Et puis, il y a Jan, l’artiste, compositeur blessé par l’amour de jeunesse disparu, à la recherche de l’œuvre absolue et du son divin, qui vit seul, terré, reclus au cœur de Courlaoux à quelques encablures de la maison de Charlotte et de l’église. Ces trois êtres singuliers incarnent l’antithèse du monde de bruit et de fureur qui écrase de sa modernité les fragilités merveilleuses et les aiguillons qui disent la beauté, le miracle et la finitude de la vie : « Aujourd’hui nous évacuons toute présence de la mort, on vit en oubliant non la mort, mais sa propre mort. » ; après le baptême de Charlotte dans la rivière toute proche : « Pourquoi faut-il, Seigneur, que ces moments de communion pleine et entière soient si rares ? Pourquoi nous faut-il endurer la trivialité et l’ennui du quotidien alors que, je le sais, je le sais parce que je le sens, vous suivre ne saurait être se conformer à ce banal enchaînement d’habitudes du corps, autant que de la parole, vite usées par le temps des hommes. Faire chair avec le temps du Christ, qui n’a ni passé ni futur, qui n’est que présent ou infini, ce qui est peut-être la même chose, n’advient que le temps d’une fulgurance poétique ou mystique, brefs instants de lucidité où tout semble simple et possible. Mais il faut s’y résigner : la lourdeur de nos corps et la faiblesse de nos langues écrasent ces instants. »
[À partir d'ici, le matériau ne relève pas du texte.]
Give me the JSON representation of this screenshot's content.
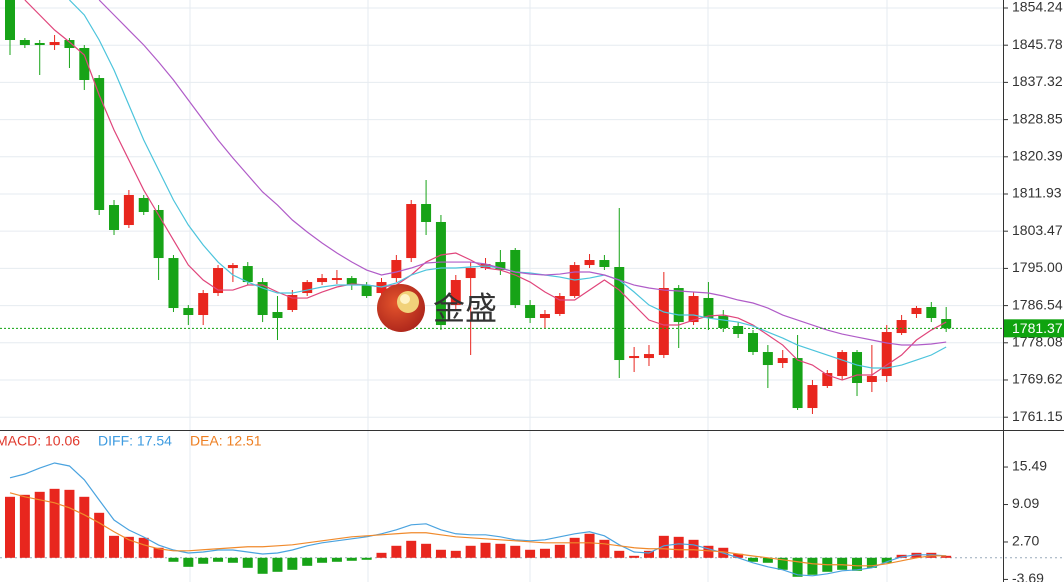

Si « Les hommes sont violents par excès de souffrance. », si l’histoire est forcément tragique (Réginald Gaillard montre bien cela dans un épilogue finalement plein d’espoir), il faut déceler en filigrane de sa belle écriture que Dieu seul peut donner aux hommes la paix intérieure qui sauve et convertit à l’amour véritable.